My smallbore match rifle had been cleaned quite well with Hoppe's
No. 9 solvent, then the bore wiped dry with patches.  Leaving a
film of No. 9 in the barrel for an hour did not dissolve any more
lead that could be picked up by a cleaning patch.  So, it appeared
squeaky clean.

I usually run a benchrest bronze brush through the barrel from
breach to muzzle direction only a couple of times about every
500 rounds.  I had done this in the cleaning process used.

Then I takes one of these Kleen Bore lead removing patches, puts
it on my nylon jag, and slowly pushes it through the bore.

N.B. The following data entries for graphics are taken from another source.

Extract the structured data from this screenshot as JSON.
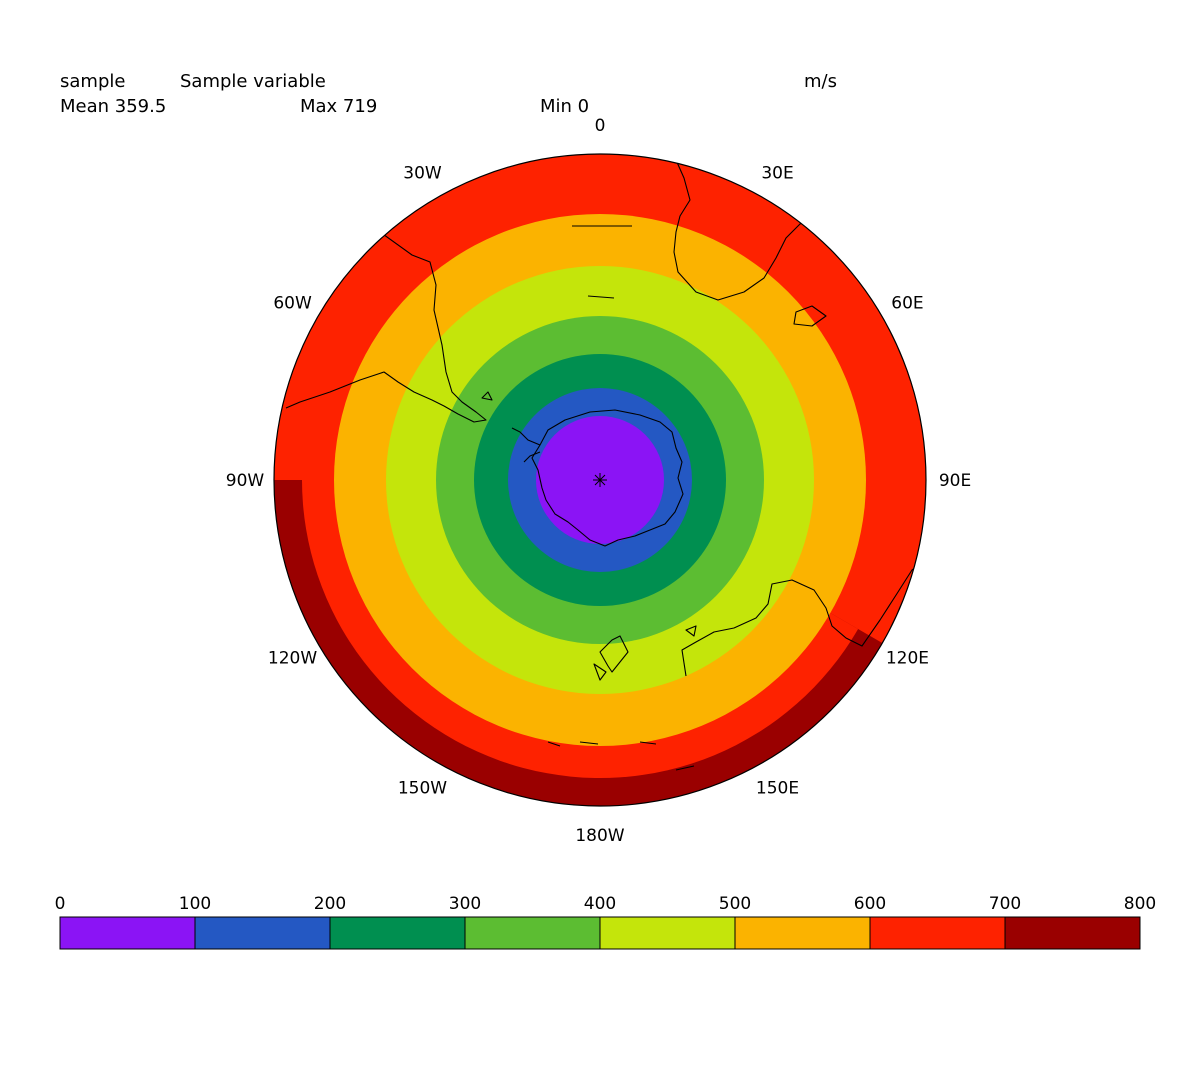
{
  "header": {
    "variable_name": "sample",
    "long_name": "Sample variable",
    "units": "m/s",
    "mean_label": "Mean 359.5",
    "max_label": "Max 719",
    "min_label": "Min 0"
  },
  "map": {
    "projection": "south-polar-stereographic",
    "longitude_labels": [
      {
        "text": "0",
        "lon": 0
      },
      {
        "text": "30E",
        "lon": 30
      },
      {
        "text": "60E",
        "lon": 60
      },
      {
        "text": "90E",
        "lon": 90
      },
      {
        "text": "120E",
        "lon": 120
      },
      {
        "text": "150E",
        "lon": 150
      },
      {
        "text": "180W",
        "lon": 180
      },
      {
        "text": "150W",
        "lon": -150
      },
      {
        "text": "120W",
        "lon": -120
      },
      {
        "text": "90W",
        "lon": -90
      },
      {
        "text": "60W",
        "lon": -60
      },
      {
        "text": "30W",
        "lon": -30
      }
    ]
  },
  "colorbar": {
    "ticks": [
      "0",
      "100",
      "200",
      "300",
      "400",
      "500",
      "600",
      "700",
      "800"
    ],
    "colors": [
      "#8b14f5",
      "#2458c3",
      "#008f50",
      "#5cbd32",
      "#c4e50b",
      "#fbb300",
      "#fe2200",
      "#9a0000"
    ]
  },
  "chart_data": {
    "type": "heatmap",
    "value_range": [
      0,
      719
    ],
    "mean": 359.5,
    "levels": [
      0,
      100,
      200,
      300,
      400,
      500,
      600,
      700,
      800
    ],
    "colors": [
      "#8b14f5",
      "#2458c3",
      "#008f50",
      "#5cbd32",
      "#c4e50b",
      "#fbb300",
      "#fe2200",
      "#9a0000"
    ],
    "units": "m/s"
  }
}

To my surprise, it came out black!  I reversed the lead removing
patch on the jag, then pushed it through again.  This time, it
came out gray in color.  It must have removed something that the
standard procedures did not get.  I then put another one through
but it didn't show any discoloration indicating the bore was more
or like the fuels most cars use these days; unleaded. 

To verify the blackening was not due to chemical reaction with 
the blued bore, I took another lead removing patch and rubbed in
on the barrel's outside; no color change.  Seems to prove that
the one that went through the bore did remove the last microinches
of fouling.

I would guess these Kleen Bore lead removal patches would work in
any barrel to remove all the lead.  


From: (Bart Bobbitt)
Subject: Re: Cleaning .22 LR Rimfire Barrels
Organization: Hewlett-Packard Fort Collins Site

Mike Beck - Leeds University Rifle Coach ( wrote:

: We clean our .22 match rifles at the end of
: every term (3 times a year) so that they're
: clean when they're not being used
: over the holidays.

My smallbore rifle has about 2000 rounds of test-fired shots through it.  In
a local, 100-yard indoor range, many tests were done to determine the rounds
to be fired to foul the bore enough to start opening up the groups.  I used
Tenex, Temp, Olimp-R and R50 ammo.  With each ammo type after about 120
shots, 100-yard groups would start opening up about 1/4th to 3/8ths of an inch
at 150 shots.  Then the barrel was cleaned.  About 3 to 5 fouling shots were
needed before the groups would go back to their 5/10ths to 7/10ths inch
size.  15-shot groups were used for each test.  After this scenerio was
repeated dozens of times, that convinced me that the barrel should be cleaned
after about 100 shots if peak accuracy is desired.

In tests at 25 and 50 yards, increases in test group sizes were barely
noticed.  Groups at 50 yards would increase in size just enough to be seen.
At 25 yards, I could not tell any difference after firing 300 shots.  I would
hazard a guess that at 50 feet (or less), accuracy degradation may never
be noticed even after thousands of rounds are fired.  Which makes sense to
me as the bullet is in flight only about 1/8th as long as it is enroute to
100 yards; there's not enough time for an unbalanced bullet to move any
significant amount at right angles to its flight path in only 50 feet.

At first, I would use a bronze bore brush after about every 500 shots.  When
I started using Kleen Bore lead removing patches after 500 shots or so, my
test groups were a tad smaller than before.  I stopped using these patches
and went back to using bore brushes; test groups got about 1/8th of an inch
bigger at 100 yards.  After going back to using Kleen Bore patches, test
groups got smaller again.

After talking with some of the top smallbore shooters in the USA, they
told me my test data was very normal with what they have noticed.  Frequent
cleaning is more important at the longer ranges.  At ranges less than 50
yards, it may take thousands of rounds test fired from machine rested rifles
to note group sizes increasing after 100 to 150 shots are fired.